22. MEA Design Principles • Model Share-Ability and Re-Usability • Description: Requires students produce solutions that are shareable with others and modifiable for other engineering situations • Biggest challenge for students • Tendency is to create a solution only for the situation as given and only readable by the creators • We are looking for the students to construct a model that: • Someone else can pick up and use • Could be used to solve similar problems • Extent to which students can achieve this can be used in feedback and assessment strategies

23. MEA Design Principles • Effective Prototype • Description: Ensures that the solution generated must provide a useful learning prototype for interpreting other situations • Want the situations or concepts used in creating the model to be useful in future coursework & practice What are the “big” conceptual ideas?

24. Connections to Standards To which standards does this MEA connect? Are there standards to which all MEAs connect? Which ones? How can this help you as a teacher trying to integrate STEM?
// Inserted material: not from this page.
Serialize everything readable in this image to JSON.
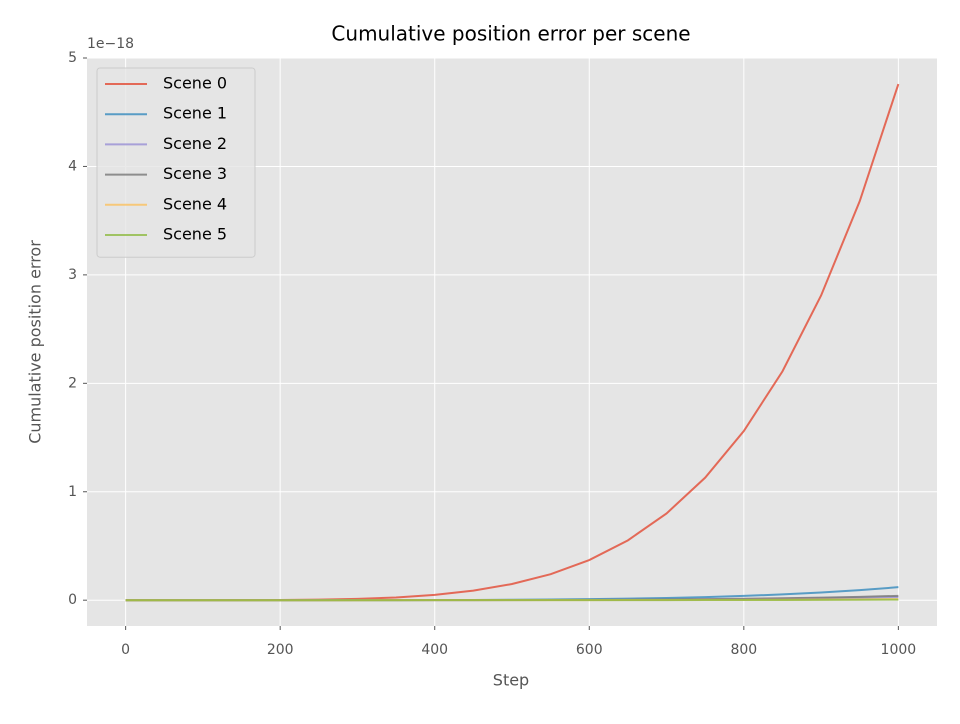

25. Historic Hotels Individually: • Read the newspaper article and answer the readiness questions. In your teams: • Read the problem statement and answer the team questions together. • Create a procedure for Mr. Graham • Be prepared to share your solutions in a 2 minute presentation.

26. Representations Revisited • In your groups, jot down your ideas about what representations were elicited in this problem. • How can you as a teacher foster multiple representations on this problem? Translations between representations? • What are the “big” mathematical ideas that are elicited in this problem?

27. Tomorrow • Make sure you bring your curricular materials • We will be exploring many different MEAs and making plans for implementation.